Türkler, “Biz aslında millet-i sadıkayı çok severdik”, Ermeniler de, “Biz aslında Türkleri çok severdik” gibi topik ve dolma edebiyatını artık bırakmalıdırlar. “Bakkalım Ermeni’ydi”, “Subayım çok iyi bir Türk’tü” türünden nostaljik ifadeler yerine, Türkler’le Ermeniler arasında geçmişte yaşanan birlikte yaşama olgusunu somut örneklerle sunan tarihî ve bilimsel çalışmalara ivme kazandırılmalıdır.

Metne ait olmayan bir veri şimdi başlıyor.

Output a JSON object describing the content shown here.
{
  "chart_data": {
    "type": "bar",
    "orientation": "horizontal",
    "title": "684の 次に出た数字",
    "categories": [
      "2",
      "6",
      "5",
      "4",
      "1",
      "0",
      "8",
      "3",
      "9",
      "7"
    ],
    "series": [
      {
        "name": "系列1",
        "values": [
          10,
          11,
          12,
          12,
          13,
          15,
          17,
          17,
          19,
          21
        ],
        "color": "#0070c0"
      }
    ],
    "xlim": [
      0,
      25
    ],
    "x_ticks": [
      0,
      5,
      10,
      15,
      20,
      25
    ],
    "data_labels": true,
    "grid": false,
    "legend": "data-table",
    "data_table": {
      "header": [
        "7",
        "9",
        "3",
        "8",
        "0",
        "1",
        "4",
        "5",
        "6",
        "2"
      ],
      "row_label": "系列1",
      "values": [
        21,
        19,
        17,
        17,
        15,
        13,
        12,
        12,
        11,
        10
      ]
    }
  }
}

Artık herkesin ezberlemiş olduğu Türk ve Ermeni tezlerini değişik şekillerle sunan kitaplar yayınlamak ve bu alanda boşuna para ve zaman harcamak yerine, Türk-Ermeni ilişkileri tarihine çok önemli katkılar yapabilecek Ermenice eserlerin Türkçe ve İngilizce çevirileri ivedilikle gerçekleştirilip akademisyenlerin ve kamuoyunun değerlendirmesine sunulmalıdır. Esasen gelinmiş olan bu tıkanmışlık aşamasında, yeni yorumlardan çok, yeni ana kaynaklara ihtiyaç vardır. Örneğin, 1863 tarihli Millet-i Ermeniyan Nizamnamesi’ne göre 1863’ten Sultan Abdülhamid dönemine kadar muntazaman toplanmış olan Ermeni Meclis’inin Bab-ı Âli’nin onayıyla yayınlanmış olan tutanakları ülkemiz tarihinin kara deliklerinden biridir. Bir sayfada Ermenice metninin aynısı, karşı sayfadaysa Türkçe çevirisi ivedilikle yayınlanmalıdır. Patrik II. Nerses’in (1874-1884) yazıları, Patrik III. Madteos’un (1894-1896 ve 1908-1909) yazışmaları, Patrik I. Mağakya’nın (1896-1908) üç ciltlik anıları, Patrik I. Zaven’in (1913-1915 ve 1919-1922) bir ciltlik patriklik anıları Türkçe’ye kazandırılmalıdır. Ermeni Kilisesi’ni ve kültürünü konu alan ve bazen her türlü bilimsellikten uzak olan kitaplar yerine, Patrik Mağakya’nın üç büyük ciltlik Ermeni Kilisesi tarihi üniversite öğrencileri tarafından Türkçe okunabilmelidir. Ayrıca, İstanbul Patrikliği’nin 1916-1918 yıllarında Kudüs’e taşınan arşivlerinin de Kudüs Ermeni Patrikliği tarafından akademiye kazandırılması gerekir. Yeni kuşak Türk ve Ermeni akademisyenlerinin bir ortak çalışma platformunda birlikte çalışmalarına olanak sağlamak üzere, gerek Türkiye, gerekse Ermenistan’daki üniversitelerde Osmanlı, Ermeni ve Türk dili ve edebiyatlarının öğretimine daha fazla zaman kaybetmeden başlanılmalıdır. Ayrıca, eminim ki arşivlerde tercüme edilmeyi bekleyen daha yüzbinlerce belge mevcuttur.

KARŞILIKLI SAYGI

Bugünkü ilişkiler çıkmazından kurtulmak için diyalog, diyalog içinse karşılıklı saygının tesisi elzemdir. Birbirini küçümseyen, sözel tacizde bulunan tarafların bir araya gelmeleri olanak dışı değilse bile zordur. Bu nedenle, Ermenistan ve Türkiye’den akademisyenlerden, gençlerden, sanatçılardan, basın mensuplarından oluşan grupların karşılıklı olarak birbirlerini ziyaret etmeleri, birbirlerini tanımaya ve anlamaya çalışmaları çok önemlidir.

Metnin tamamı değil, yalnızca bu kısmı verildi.